Chapter 4: Being English-Speaking Canadian


Hugh Segal, “Advancing the ‘Canadian Ideal’”

Understanding

  1. What does Segal mean by the “Canadian ideal”?
  2. According to Segal, Canadian history is relevant to the Canadian ideal. How?
  3. Segal says, “in the same way excessive patriotism is the refuge of the scoundrel, so too is ideology a conceit behind which can be found politicians who have little else but empty slogans or hollow cant to offer.” What does he mean by this?
  4. “Sustaining the Canadian ideal may require some new courage on our part,” Segal says What do we need courage to do, and why will it require courage?

Evaluation

  1. Segal says, “the Canadian ideal requires the architecture of economic performance and social civility to prosper and advance.” What does he mean by this? What balance between economic progress and social programs does he favour? Do you agree with him? Why or why not?
  2. Segal is a well-known conservative. What kind of conservative is he? What is your evidence from this article that he is a particular kind of conservative?
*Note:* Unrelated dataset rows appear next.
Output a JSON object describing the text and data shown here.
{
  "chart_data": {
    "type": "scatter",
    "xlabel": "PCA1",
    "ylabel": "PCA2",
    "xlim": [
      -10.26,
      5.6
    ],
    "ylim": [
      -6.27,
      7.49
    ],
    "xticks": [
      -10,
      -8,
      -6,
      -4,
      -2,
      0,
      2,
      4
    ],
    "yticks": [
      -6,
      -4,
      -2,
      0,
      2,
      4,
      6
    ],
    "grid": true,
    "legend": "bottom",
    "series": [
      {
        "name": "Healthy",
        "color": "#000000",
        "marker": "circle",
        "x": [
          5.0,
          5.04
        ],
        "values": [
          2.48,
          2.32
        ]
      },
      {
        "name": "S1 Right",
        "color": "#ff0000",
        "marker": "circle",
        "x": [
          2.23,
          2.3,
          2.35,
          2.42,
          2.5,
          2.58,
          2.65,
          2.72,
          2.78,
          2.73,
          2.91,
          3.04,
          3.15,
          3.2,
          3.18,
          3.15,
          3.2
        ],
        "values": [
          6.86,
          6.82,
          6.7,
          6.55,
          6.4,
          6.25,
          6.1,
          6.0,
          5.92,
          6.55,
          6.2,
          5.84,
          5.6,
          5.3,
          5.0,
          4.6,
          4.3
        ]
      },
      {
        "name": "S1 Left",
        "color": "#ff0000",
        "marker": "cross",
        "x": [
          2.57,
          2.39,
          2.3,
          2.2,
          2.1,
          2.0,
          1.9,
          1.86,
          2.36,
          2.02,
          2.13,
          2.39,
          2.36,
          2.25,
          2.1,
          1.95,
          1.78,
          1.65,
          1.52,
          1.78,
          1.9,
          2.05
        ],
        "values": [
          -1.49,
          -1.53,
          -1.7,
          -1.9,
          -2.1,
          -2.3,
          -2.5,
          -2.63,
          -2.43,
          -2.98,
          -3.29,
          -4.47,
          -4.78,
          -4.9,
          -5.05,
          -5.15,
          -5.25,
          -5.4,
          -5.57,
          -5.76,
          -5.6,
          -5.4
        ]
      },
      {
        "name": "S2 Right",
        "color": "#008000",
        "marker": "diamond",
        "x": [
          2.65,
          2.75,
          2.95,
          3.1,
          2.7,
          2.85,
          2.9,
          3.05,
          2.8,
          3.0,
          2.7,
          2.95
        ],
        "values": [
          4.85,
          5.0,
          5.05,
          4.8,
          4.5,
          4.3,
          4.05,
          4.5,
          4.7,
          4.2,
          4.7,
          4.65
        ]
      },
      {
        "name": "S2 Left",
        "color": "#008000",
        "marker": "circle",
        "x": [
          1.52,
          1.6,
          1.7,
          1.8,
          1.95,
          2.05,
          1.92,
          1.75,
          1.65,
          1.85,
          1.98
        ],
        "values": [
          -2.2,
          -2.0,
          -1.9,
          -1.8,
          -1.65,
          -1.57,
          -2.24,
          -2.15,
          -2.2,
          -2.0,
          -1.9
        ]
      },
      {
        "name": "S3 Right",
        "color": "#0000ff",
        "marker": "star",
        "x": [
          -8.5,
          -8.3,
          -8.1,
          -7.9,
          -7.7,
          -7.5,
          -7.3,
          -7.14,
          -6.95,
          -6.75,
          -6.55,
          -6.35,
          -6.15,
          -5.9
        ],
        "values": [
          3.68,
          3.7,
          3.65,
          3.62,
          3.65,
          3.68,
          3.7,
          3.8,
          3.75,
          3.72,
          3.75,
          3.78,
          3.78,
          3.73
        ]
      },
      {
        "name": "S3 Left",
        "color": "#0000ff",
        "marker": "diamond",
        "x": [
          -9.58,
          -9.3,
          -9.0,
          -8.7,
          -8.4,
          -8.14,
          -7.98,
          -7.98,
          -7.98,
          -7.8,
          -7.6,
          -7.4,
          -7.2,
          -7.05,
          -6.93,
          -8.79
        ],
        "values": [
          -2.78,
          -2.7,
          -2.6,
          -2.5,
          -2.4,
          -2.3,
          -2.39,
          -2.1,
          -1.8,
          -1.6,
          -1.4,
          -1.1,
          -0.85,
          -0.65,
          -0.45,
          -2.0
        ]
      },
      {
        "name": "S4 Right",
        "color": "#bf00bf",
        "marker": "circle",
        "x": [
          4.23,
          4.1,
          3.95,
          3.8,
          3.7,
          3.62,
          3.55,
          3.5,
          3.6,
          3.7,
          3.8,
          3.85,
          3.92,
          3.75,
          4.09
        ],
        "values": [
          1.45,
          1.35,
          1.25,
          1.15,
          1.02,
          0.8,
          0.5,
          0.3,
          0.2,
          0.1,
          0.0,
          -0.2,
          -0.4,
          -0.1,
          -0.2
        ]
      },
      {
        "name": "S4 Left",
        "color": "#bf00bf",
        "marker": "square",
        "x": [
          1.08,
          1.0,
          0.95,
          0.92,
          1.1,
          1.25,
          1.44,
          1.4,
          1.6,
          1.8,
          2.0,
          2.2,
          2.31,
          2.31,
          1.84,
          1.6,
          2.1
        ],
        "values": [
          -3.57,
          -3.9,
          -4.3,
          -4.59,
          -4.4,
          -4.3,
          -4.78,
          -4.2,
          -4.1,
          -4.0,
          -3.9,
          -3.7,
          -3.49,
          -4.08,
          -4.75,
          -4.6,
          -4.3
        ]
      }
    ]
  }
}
Will Kymlicka, “Being Canadian”

Understanding

  1. What does Kymlicka mean by the external dimensions of Canadian identity? What are the internal dimensions of Canadian identity?
  2. Kymlicka says Canada contains two kinds of ethnocultural diversity. What are they? How do they differ from each other?
  3. What is multination federalism? How does Canada exemplify it?
  4. How we deal with immigrant groups, Aboriginal peoples, and Quebec nationalism do not make us distinct, Kymlicka says. What does make us distinct with respect to these sorts of diversity?
  5. What is identity politics? How is it a factor in Canadian politics, according to Kymlicka?
  6. Kymlicka describes identity politics in Canada as banal. Why?

Evaluation

  1. Kymlicka says claims about Canadian distinctiveness are overblown. Why does he say this? Do you agree with him? Why or why not?
  2. Kymlicka says we as Canadians see ourselves as citizens of the world. What is required to be a good citizen of the world? Why? Do you think Canadians are good citizens of the world? Why or why not?
  3. Kymlicka suggests that citizens cooperate when political institutions are trustworthy, even in the absence of a strong national identity. Why does he say this? Do you agree with him? Why or why not?
  4. Does Kymlicka think it is important to have a Canadian identity? Why or why not? Do you? Why or why not? (If you are on a visa, do you identify with your home country? Why or why not?)

Comparisons

  1. Segal sees Canadian history as an important part of Canadian identity. Kymlicka, however, spends much less time on history. What do you think they would say to each other? What do you think Borrows, Chaput, Tully, or Taylor would say? What is your own view, and why?
  2. Kymlicka argues that a pan-Canadian identity is unnecessary. Why does he say this? Do you think Segal would agree? How about Taylor or Borrows? Why? What do you think, and why?
  3. According to Kymlicka, identity claims are negotiable in Canada. Why does he say this? Do you think Borrows, Chaput, Lamoureux, Shachar, or Berger would agree? Why or why not? What do you think, and why?
  4. As Kymlicka says, many countries have strong national identities but little trust in political institutions. He cites Russia as an example, but this is true of almost every poor country in the world, especially former colonies. But most countries with trustworthy political institutions—primarily wealthy democracies—do have strong national identities. (Think of the countries in western Europe, Australia, Japan, and the US.) Kymlicka suggests they can or will move away from national identities. Why does he say this? Do you agree with him? Why or why not?